Before they set off, Natalie Jackson, the continuum of care manager for the nonprofit Planning Council, told the crowd they were remembering people from Chesapeake, Franklin, Isle of Wight, Norfolk, Southampton and Suffolk.
“We’ve lost 33 lives this year that we know of, as well as the lives of two dedicated staff members with the Norfolk Community Services Board,” Jackson said. “Each name represents a story, and we’re here to honor them all today. Their absence reminds us not only about the fragility of life, but of our shared responsibility to one another as a community.”
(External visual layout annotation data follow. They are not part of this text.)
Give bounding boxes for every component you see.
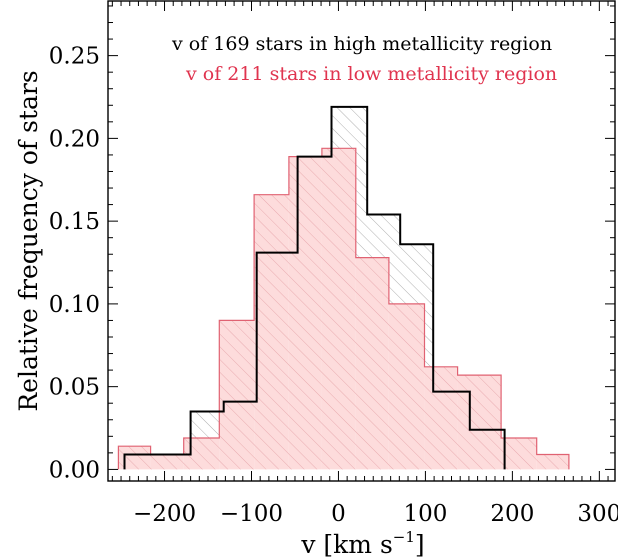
high-metallicity-outline <box>123 105 506 470</box>
y-tick-label: 0.00 <box>49 457 100 483</box>
x-axis-label: v [km s−1] <box>300 528 424 559</box>
y-tick-label: 0.15 <box>49 209 100 235</box>
low-metallicity-outline <box>117 147 570 470</box>
y-tick-label: 0.20 <box>49 126 100 152</box>
y-axis-label: Relative frequency of stars <box>14 70 43 411</box>
y-tick-label: 0.10 <box>49 292 100 318</box>
x-tick-label: −200 <box>133 501 196 527</box>
x-tick-label: 100 <box>403 501 447 527</box>
plot-frame <box>107 0 616 482</box>
x-axis-label-main: v [km s <box>300 530 392 559</box>
legend-entry-low: v of 211 stars in low metallicity region <box>185 63 557 85</box>
x-axis-label-exponent: −1 <box>393 528 415 546</box>
x-tick-label: 300 <box>577 501 618 527</box>
x-axis-label-tail: ] <box>415 530 425 559</box>
legend-entry-high: v of 169 stars in high metallicity regio… <box>171 33 552 55</box>
x-tick-label: 200 <box>490 501 534 527</box>
x-tick-label: −100 <box>220 501 283 527</box>
y-tick-label: 0.05 <box>49 375 100 401</box>
y-tick-label: 0.25 <box>49 44 100 70</box>
low-metallicity-hatch <box>118 148 569 470</box>
x-tick-label: 0 <box>331 501 346 527</box>
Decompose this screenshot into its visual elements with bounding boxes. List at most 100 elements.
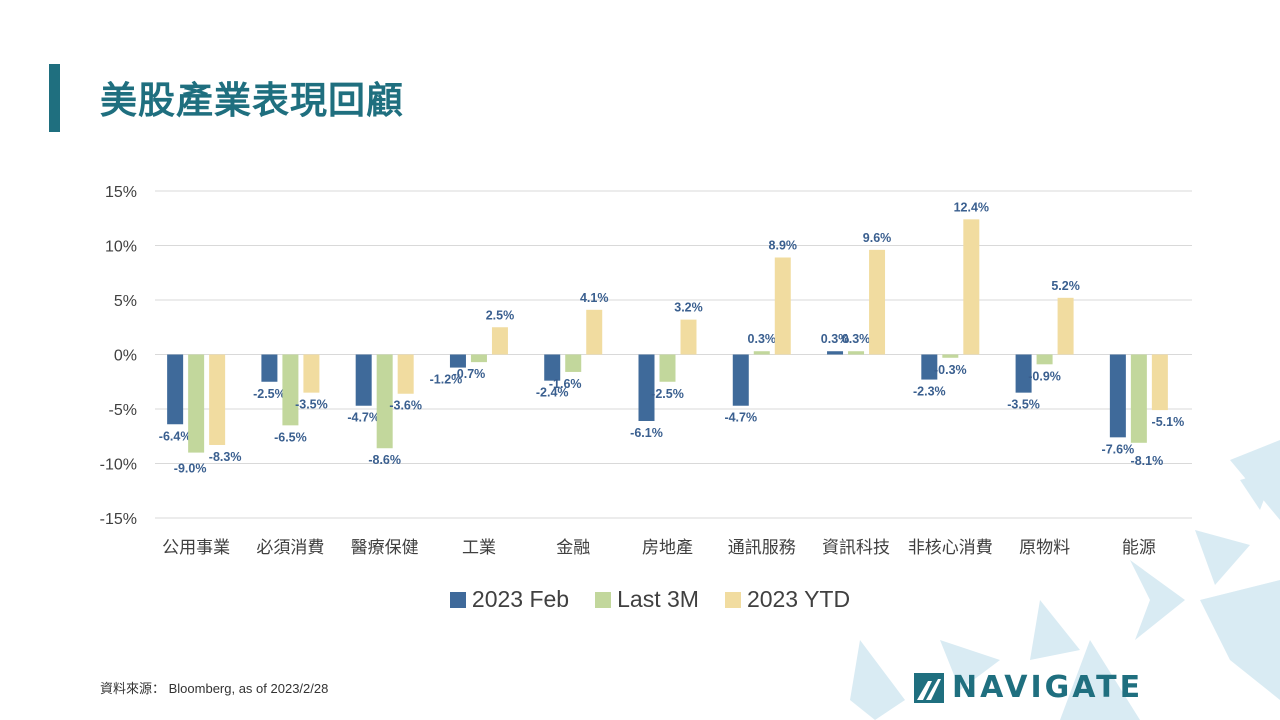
data-label: -4.7% xyxy=(347,411,380,425)
data-label: 9.6% xyxy=(863,231,892,245)
y-tick-label: -10% xyxy=(100,457,137,474)
legend-label: 2023 Feb xyxy=(471,586,570,612)
bar-last-3m xyxy=(188,354,205,453)
x-tick-label: 資訊科技 xyxy=(822,538,890,558)
legend-swatch xyxy=(595,591,612,608)
data-label: -9.0% xyxy=(174,462,207,476)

The event coincided with Homeless Persons' Memorial Day, held each year on the first day of winter in more than 150 communities around the U.S.
Larry Sivells, who was formerly homeless, wrote a poem for the event and read it near City Hall.
“I do declare homelessness is a sad affair,” he said. “I was there with so many others, 3 ½ years. Only God seen my tears.”
In Virginia Beach, the city’s Housing Resource Center hosted a memorial service on Dec. 17. It featured the reading of names for those lost while homeless. People placed seven new memorial stones around a tree in the center of a courtyard.
Dr. Rudy Agustin, a family nurse practitioner with Old Dominion University’s Community Care Clinic, was among the speakers who discussed the need to recognize the needs of people experiencing homelessness and provide help and compassion.
“Tonight we are honored to be here to remember those who passed while experiencing homelessness,” Agustin said. “Individuals whose lives mattered deeply and whose absence we feel in the community. … Remember, these individuals were mothers, fathers, sisters, brothers and friends, people who loved, people who hoped, people who dreamed and people who tried.”
Agustin urged people to view those who are unhoused “not through the lens of their circumstance but through their full humanity.”